The RBI’s monetary policy committee (MPC) is likely to announce a pause in rate hikes in its policy announcement on December 5, 2018. The pause is likely to be aided by the lower headline inflation, which has been significantly lower than RBI’s target of 4%; the arrest of large outflows from India’s capital markets (in fact, November saw inflows of $1.3 billion which has led to the rupee appreciation); and a significant decline in crude oil prices (~30%) since October. All these factors will likely lead RBI to keep the rates unchanged. Moreover, the RBI seems to be focused on managing liquidity rather than exercising a tighter monetary policy, according to experts.
The RBI has delivered two rate hikes this year – one in June and the other in August – citing concerns on increasing inflation and growth. However, inflation has surprised the markets positively owing to low food inflation. Growth, which was dampened by demonetisation and the implementation of GST, has also started showing signs of strength.
In the last policy meeting which happened in October’18, markets were widely expecting RBI to hike repo rate for supporting depreciating currency and rising inflation on account of high oil prices. Yet, RBI chose to keep repo rates unchanged.
Since then, oil prices have cooled down to almost USD 62 per barrel from USD 86 per barrel.

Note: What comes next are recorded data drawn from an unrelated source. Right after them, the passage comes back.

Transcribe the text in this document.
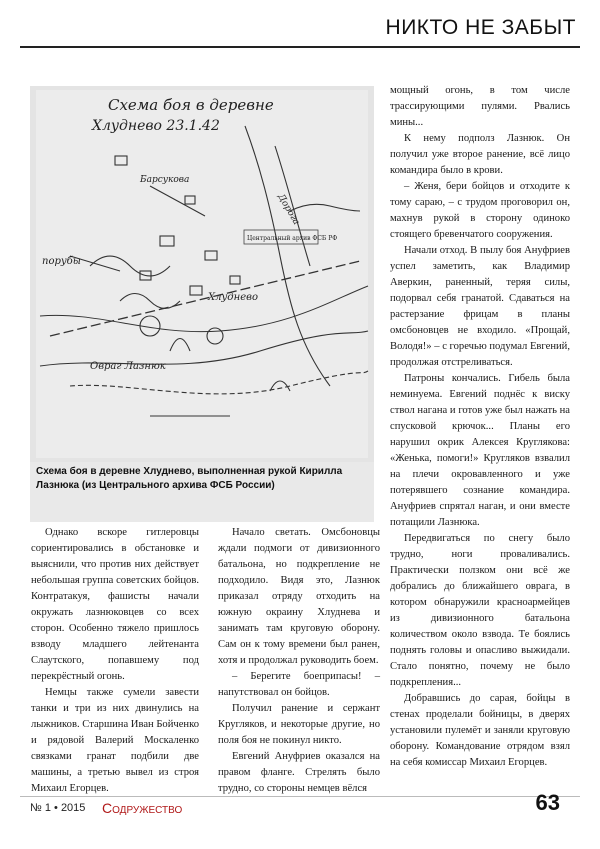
НИКТО НЕ ЗАБЫТ
Схема боя в деревне
Хлуднево 23.1.42
Барсукова
Хлуднево
порубы
Овраг Лазнюк
Дорога
Центральный архив ФСБ РФ
Схема боя в деревне Хлуднево, выполненная рукой Кирилла Лазнюка (из Центрального архива ФСБ России)

Однако вскоре гитлеровцы сориентировались в обстановке и выяснили, что против них действует небольшая группа советских бойцов. Контратакуя, фашисты начали окружать лазнюковцев со всех сторон. Особенно тяжело пришлось взводу младшего лейтенанта Слаутского, попавшему под перекрёстный огонь.

Немцы также сумели завести танки и три из них двинулись на лыжников. Старшина Иван Бойченко и рядовой Валерий Москаленко связками гранат подбили две машины, а третью вывел из строя Михаил Егорцев.

Начало светать. Омсбоновцы ждали подмоги от дивизионного батальона, но подкрепление не подходило. Видя это, Лазнюк приказал отряду отходить на южную окраину Хлуднева и занимать там круговую оборону. Сам он к тому времени был ранен, хотя и продолжал руководить боем.

– Берегите боеприпасы! – напутствовал он бойцов.

Получил ранение и сержант Кругляков, и некоторые другие, но поля боя не покинул никто.

Евгений Ануфриев оказался на правом фланге. Стрелять было трудно, со стороны немцев вёлся

мощный огонь, в том числе трассирующими пулями. Рвались мины...

К нему подполз Лазнюк. Он получил уже второе ранение, всё лицо командира было в крови.

– Женя, бери бойцов и отходите к тому сараю, – с трудом проговорил он, махнув рукой в сторону одиноко стоящего бревенчатого сооружения.

Начали отход. В пылу боя Ануфриев успел заметить, как Владимир Аверкин, раненный, теряя силы, подорвал себя гранатой. Сдаваться на растерзание фрицам в планы омсбоновцев не входило. «Прощай, Володя!» – с горечью подумал Евгений, продолжая отстреливаться.

Патроны кончались. Гибель была неминуема. Евгений поднёс к виску ствол нагана и готов уже был нажать на спусковой крючок... Планы его нарушил окрик Алексея Круглякова: «Женька, помоги!» Кругляков взвалил на плечи окровавленного и уже потерявшего сознание командира. Ануфриев спрятал наган, и они вместе потащили Лазнюка.

Передвигаться по снегу было трудно, ноги проваливались. Практически ползком они всё же добрались до ближайшего оврага, в котором обнаружили красноармейцев из дивизионного батальона количеством около взвода. Те боялись поднять головы и опасливо выжидали. Стало понятно, почему не было подкрепления...

Добравшись до сарая, бойцы в стенах проделали бойницы, в дверях установили пулемёт и заняли круговую оборону. Командование отрядом взял на себя комиссар Михаил Егорцев.

№ 1 • 2015 Содружество	63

Exchange rate of Rupee Vs USD has also come down to Rs 70 per dollar from Rs 74 per dollar. Inflation has touched the lowest mark since September 2017.
Markets are also expecting RBI to maintain the status quo. This is being factored in the 10 year G-sec yields which have rallied by almost 20 bps in the past 15 days, currently standing at ~7.57 down from ~7.79.
According to a note issued by Edelweiss Financial, “We expect RBI to focus on addressing the systemic liquidity issues currently and in the backdrop of benign inflation the bank is likely to hold on to rates for now. However with core inflation pressure still continuing we expect RBI to maintain its ‘calibrated tightening’ stance in its 5th December policy announcement.”